Die Verwendung von UV-Licht zur Behandlung einer Krankheit wird Phototherapie genannt. Mit einer Phototherapie werden vornehmlich Psoriasis (Schuppenflechte) und atopische Dermatitis behandelt. Da die Einstrahlung des natürlichen Sonnenlichts in ihrer Intensität Schwankungen unterworfen ist und in bestimmten Klimazonen einen grossen Teil des Jahres nicht in ausreichendem Masse zur Verfügung steht, wird die Phototherapie beinahe immer mit künstlichem UV-Licht durchgeführt. Die Behandlung findet in der Praxis eines Arztes oder in spezialisierten Kliniken und Pflegezentren statt.
 

UV-A und UV-B-Licht

UV-Licht, das für das menschliche Auge unsichtbar ist, wird in Abhängigkeit von seiner Wellenlänge in die Kategorien A, B und C eingeteilt. Ultraviolett-A (UV-A) dringt tiefer in die Haut ein als Ultraviolett-B (UV-B). Je nach Art und Schwere der zu behandelnden Krankheit wählt man UV-A- oder UV-B-Licht. UV-C-Licht wird bei der Phototherapie nicht verwendet. Einige Lichtquellen erzeugen nur bestimmte Wellenlängen aus dem UV-A- oder UV-B-Bereich (Schmalbandtherapie), die zur Behandlung spezieller Erkrankungen dienen.
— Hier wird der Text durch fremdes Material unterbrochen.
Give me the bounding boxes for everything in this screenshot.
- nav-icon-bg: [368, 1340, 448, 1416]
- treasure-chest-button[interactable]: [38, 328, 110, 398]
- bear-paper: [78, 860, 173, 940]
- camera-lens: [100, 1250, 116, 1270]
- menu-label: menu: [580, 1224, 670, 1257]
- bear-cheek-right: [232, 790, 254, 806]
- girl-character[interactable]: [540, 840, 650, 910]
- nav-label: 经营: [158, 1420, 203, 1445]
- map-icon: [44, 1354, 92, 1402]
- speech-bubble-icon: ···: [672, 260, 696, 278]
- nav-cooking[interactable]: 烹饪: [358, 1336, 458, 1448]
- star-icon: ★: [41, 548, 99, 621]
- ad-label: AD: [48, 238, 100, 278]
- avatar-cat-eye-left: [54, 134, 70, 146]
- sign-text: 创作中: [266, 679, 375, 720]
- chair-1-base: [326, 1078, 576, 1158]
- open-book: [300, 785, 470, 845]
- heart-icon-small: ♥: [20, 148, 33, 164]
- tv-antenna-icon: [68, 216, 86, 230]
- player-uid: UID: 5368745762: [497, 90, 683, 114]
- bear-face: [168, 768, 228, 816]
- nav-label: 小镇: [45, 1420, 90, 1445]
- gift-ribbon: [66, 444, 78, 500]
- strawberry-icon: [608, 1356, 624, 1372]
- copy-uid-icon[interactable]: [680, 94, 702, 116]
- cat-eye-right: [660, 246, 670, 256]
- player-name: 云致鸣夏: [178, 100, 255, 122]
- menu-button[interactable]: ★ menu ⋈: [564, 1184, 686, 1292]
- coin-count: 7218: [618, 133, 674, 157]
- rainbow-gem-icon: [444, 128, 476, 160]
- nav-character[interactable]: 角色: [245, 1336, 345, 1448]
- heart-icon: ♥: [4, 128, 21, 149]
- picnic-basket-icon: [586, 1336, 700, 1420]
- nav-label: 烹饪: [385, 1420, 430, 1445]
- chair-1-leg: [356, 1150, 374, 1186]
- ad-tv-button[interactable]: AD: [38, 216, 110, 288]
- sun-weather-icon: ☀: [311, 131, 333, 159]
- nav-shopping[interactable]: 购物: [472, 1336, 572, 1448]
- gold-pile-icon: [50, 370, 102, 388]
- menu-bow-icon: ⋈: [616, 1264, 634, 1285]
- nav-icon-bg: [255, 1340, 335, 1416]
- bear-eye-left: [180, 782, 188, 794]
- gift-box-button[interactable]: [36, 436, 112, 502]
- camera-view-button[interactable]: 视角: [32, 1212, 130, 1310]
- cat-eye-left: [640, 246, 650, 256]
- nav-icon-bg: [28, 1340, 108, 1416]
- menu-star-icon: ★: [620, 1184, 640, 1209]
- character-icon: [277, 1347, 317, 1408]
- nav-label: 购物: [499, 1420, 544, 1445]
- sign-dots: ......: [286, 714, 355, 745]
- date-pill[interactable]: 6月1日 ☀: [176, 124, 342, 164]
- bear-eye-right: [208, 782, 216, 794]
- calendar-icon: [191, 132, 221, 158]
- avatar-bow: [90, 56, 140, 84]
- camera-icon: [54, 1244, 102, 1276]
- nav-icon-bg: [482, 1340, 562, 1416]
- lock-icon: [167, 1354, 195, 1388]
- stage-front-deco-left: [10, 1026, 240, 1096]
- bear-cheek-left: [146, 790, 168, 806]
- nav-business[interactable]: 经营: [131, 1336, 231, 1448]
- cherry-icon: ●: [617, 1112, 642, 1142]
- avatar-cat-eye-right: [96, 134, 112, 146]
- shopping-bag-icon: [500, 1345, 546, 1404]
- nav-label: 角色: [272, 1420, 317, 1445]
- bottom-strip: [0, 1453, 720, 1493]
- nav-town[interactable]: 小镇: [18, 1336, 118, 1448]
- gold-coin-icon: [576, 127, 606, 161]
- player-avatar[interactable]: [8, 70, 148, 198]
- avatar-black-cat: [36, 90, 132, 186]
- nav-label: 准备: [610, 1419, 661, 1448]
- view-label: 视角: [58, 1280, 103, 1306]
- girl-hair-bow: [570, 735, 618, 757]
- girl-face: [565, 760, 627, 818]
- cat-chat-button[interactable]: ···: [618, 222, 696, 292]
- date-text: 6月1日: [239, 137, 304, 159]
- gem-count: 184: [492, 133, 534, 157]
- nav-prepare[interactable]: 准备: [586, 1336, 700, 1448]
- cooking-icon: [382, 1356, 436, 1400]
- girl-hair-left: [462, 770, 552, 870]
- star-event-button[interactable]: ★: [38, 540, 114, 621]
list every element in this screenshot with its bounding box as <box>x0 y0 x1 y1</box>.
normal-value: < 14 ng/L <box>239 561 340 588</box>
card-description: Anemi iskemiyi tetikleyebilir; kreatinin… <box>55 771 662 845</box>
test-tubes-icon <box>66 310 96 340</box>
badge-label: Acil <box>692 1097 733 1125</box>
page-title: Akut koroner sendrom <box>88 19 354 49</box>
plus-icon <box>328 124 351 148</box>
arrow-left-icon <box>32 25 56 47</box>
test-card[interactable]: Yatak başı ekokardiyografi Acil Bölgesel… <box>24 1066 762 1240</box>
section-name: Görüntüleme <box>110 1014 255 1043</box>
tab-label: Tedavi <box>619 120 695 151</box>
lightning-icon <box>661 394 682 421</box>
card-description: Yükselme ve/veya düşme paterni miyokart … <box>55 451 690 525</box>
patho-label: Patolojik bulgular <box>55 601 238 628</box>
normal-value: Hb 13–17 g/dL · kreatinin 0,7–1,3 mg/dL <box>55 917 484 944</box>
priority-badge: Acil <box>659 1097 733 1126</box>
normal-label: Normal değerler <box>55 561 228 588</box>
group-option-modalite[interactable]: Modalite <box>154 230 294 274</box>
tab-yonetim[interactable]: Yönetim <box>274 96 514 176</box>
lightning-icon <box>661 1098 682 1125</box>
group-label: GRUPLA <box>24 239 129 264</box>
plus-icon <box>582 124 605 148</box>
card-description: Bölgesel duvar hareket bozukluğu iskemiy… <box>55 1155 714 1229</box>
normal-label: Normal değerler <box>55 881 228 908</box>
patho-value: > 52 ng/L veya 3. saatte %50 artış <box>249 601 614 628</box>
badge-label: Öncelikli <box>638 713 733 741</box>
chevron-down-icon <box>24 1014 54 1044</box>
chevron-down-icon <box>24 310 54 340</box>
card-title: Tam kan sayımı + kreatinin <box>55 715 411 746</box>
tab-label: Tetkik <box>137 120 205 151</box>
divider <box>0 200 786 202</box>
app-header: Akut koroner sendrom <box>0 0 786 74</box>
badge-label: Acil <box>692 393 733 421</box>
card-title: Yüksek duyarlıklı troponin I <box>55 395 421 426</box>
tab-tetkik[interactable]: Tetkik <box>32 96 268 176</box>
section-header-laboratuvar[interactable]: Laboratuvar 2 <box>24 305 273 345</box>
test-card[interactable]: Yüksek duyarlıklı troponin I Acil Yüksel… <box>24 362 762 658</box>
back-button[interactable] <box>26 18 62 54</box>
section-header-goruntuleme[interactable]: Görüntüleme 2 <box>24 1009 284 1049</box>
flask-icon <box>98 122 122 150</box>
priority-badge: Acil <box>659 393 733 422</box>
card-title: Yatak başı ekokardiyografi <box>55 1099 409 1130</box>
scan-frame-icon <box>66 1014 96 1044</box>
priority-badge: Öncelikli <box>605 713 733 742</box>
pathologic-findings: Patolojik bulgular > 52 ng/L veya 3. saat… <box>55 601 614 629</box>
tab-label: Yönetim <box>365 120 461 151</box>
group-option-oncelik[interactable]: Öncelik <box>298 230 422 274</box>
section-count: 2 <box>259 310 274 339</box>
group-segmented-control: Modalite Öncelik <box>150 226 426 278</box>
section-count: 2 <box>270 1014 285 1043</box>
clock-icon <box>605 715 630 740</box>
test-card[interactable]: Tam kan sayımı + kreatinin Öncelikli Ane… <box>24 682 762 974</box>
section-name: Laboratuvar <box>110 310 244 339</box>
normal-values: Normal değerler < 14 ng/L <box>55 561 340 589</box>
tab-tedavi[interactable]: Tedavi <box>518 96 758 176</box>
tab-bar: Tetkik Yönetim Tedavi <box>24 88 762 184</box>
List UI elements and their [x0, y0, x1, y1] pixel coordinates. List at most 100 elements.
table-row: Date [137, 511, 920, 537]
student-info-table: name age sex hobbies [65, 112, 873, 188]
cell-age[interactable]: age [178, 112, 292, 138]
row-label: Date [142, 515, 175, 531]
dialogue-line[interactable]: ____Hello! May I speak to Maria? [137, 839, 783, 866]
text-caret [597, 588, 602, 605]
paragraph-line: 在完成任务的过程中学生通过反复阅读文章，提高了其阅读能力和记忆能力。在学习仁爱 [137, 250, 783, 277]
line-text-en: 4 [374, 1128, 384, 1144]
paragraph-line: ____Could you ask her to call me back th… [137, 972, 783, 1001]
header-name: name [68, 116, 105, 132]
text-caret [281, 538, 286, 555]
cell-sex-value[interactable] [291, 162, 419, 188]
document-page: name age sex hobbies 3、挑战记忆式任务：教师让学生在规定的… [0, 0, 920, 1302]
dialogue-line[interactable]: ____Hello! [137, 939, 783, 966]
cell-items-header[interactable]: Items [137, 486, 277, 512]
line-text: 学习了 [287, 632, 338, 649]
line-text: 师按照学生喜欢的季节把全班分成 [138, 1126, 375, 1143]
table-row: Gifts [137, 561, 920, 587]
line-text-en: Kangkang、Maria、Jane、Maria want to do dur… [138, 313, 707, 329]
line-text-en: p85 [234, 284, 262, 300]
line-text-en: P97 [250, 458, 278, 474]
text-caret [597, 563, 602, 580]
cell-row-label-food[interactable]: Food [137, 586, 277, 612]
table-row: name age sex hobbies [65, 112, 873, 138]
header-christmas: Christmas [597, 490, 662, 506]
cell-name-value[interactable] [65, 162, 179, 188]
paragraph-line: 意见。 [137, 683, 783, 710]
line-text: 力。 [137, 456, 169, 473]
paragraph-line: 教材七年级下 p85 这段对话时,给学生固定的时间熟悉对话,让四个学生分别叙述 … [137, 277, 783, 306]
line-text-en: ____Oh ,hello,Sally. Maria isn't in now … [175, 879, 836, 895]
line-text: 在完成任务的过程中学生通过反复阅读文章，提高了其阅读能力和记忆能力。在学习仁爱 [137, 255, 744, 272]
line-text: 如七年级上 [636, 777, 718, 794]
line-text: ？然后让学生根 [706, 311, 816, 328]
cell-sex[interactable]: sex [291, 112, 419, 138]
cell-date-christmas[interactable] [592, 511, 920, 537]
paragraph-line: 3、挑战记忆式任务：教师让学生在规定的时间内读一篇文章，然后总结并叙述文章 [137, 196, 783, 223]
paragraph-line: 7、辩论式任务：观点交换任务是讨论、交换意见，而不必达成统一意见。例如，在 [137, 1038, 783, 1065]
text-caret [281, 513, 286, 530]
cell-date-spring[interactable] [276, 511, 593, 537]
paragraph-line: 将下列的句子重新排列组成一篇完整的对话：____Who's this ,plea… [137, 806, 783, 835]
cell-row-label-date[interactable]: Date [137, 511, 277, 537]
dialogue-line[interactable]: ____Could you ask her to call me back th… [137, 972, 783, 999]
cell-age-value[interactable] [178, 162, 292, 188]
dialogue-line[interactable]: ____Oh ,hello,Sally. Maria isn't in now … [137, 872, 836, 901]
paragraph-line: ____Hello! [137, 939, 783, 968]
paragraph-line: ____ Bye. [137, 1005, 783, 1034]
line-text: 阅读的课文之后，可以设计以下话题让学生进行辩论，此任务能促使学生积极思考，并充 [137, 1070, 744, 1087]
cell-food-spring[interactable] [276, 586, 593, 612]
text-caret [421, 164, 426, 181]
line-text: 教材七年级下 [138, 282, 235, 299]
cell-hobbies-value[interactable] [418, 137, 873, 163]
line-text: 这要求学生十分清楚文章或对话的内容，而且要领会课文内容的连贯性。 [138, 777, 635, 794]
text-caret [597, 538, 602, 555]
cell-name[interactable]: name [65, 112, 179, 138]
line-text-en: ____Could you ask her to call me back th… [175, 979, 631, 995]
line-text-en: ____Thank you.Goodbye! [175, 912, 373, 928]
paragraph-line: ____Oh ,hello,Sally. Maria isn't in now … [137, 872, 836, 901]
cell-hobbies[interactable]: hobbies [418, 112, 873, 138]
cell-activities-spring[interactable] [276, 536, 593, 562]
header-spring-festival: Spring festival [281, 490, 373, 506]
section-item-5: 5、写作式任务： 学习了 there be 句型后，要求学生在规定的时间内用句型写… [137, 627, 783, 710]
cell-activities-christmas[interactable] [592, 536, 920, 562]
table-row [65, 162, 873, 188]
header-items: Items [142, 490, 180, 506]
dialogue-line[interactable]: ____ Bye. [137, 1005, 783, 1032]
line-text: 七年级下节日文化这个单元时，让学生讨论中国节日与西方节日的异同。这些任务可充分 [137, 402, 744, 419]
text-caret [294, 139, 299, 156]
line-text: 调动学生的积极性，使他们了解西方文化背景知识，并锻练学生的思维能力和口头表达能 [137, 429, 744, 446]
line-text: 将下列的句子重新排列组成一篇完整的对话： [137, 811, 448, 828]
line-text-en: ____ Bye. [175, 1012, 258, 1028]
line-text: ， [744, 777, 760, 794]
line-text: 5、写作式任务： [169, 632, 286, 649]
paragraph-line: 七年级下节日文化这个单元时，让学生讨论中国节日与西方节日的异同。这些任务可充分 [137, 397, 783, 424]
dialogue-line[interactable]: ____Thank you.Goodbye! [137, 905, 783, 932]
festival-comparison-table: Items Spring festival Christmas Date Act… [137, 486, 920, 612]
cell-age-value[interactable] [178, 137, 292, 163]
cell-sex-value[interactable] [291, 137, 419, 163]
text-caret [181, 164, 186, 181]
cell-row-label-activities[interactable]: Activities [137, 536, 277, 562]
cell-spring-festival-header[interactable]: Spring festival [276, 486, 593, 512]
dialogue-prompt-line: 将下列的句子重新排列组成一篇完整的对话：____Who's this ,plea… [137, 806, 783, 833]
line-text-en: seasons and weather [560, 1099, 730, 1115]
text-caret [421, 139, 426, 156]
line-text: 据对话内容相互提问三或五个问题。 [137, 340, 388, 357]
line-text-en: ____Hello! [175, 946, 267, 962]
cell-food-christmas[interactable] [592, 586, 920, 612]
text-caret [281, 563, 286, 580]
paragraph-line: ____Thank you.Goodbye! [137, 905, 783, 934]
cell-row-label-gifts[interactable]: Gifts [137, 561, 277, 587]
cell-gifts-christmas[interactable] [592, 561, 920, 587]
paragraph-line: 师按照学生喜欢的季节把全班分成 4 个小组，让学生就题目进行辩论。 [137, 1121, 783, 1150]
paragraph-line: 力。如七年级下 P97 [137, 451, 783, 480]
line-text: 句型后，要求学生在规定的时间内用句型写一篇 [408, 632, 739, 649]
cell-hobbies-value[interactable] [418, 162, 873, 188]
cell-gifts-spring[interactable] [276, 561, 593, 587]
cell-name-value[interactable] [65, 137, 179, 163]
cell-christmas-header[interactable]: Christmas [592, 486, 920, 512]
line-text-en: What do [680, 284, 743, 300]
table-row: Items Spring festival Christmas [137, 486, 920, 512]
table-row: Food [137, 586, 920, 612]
Eine Schmalbandtherapie ist hilfreich, den Sonnenbrandeffekt, der mit einer Phototherapie einhergeht, zu verringern.
 

PUVA-Therapie

Manchmal wird eine Phototherapie mit dem Einsatz von Psoralenen kombiniert. Die Kombination von Psoralenen und UV-A wird als PUVA-Therapie bezeichnet. Diese Medikamente werden vor der Behandlung mit UV-Licht eingenommen. Sie erhöhen die Empfindlichkeit der Haut für UV-Strahlung, sodass Einwirkungszeit und -stärke der Bestrahlung reduziert werden können.


Unerwünschte Wirkungen

Zu den unerwünschten Wirkungen der Phototherapie gehören Schmerzen und Hautrötung wie beim Sonnenbrand. UV-Strahlung erhöht zudem langfristig das Risiko für Hautkrebs, wenn auch das Risiko für kurze Behandlungsepisoden gering ist. Psoralene verursachen häufig Übelkeit und eine extreme Lichtempfindlichkeit. Überdies muss, weil Psoralene auch in die Augenlinse eindringen, nach einer PUVA-Therapie für einen Zeitraum von mindestens zwölf Stunden eine UV-undurchlässige Sonnenbrille getragen werden. Ärzte können auch einzelne Flecken auf der Haut direkt mit einem Laser behandeln, der ultraviolettes Licht fokussiert (bezeichnet als Excimer-Lasertherapie).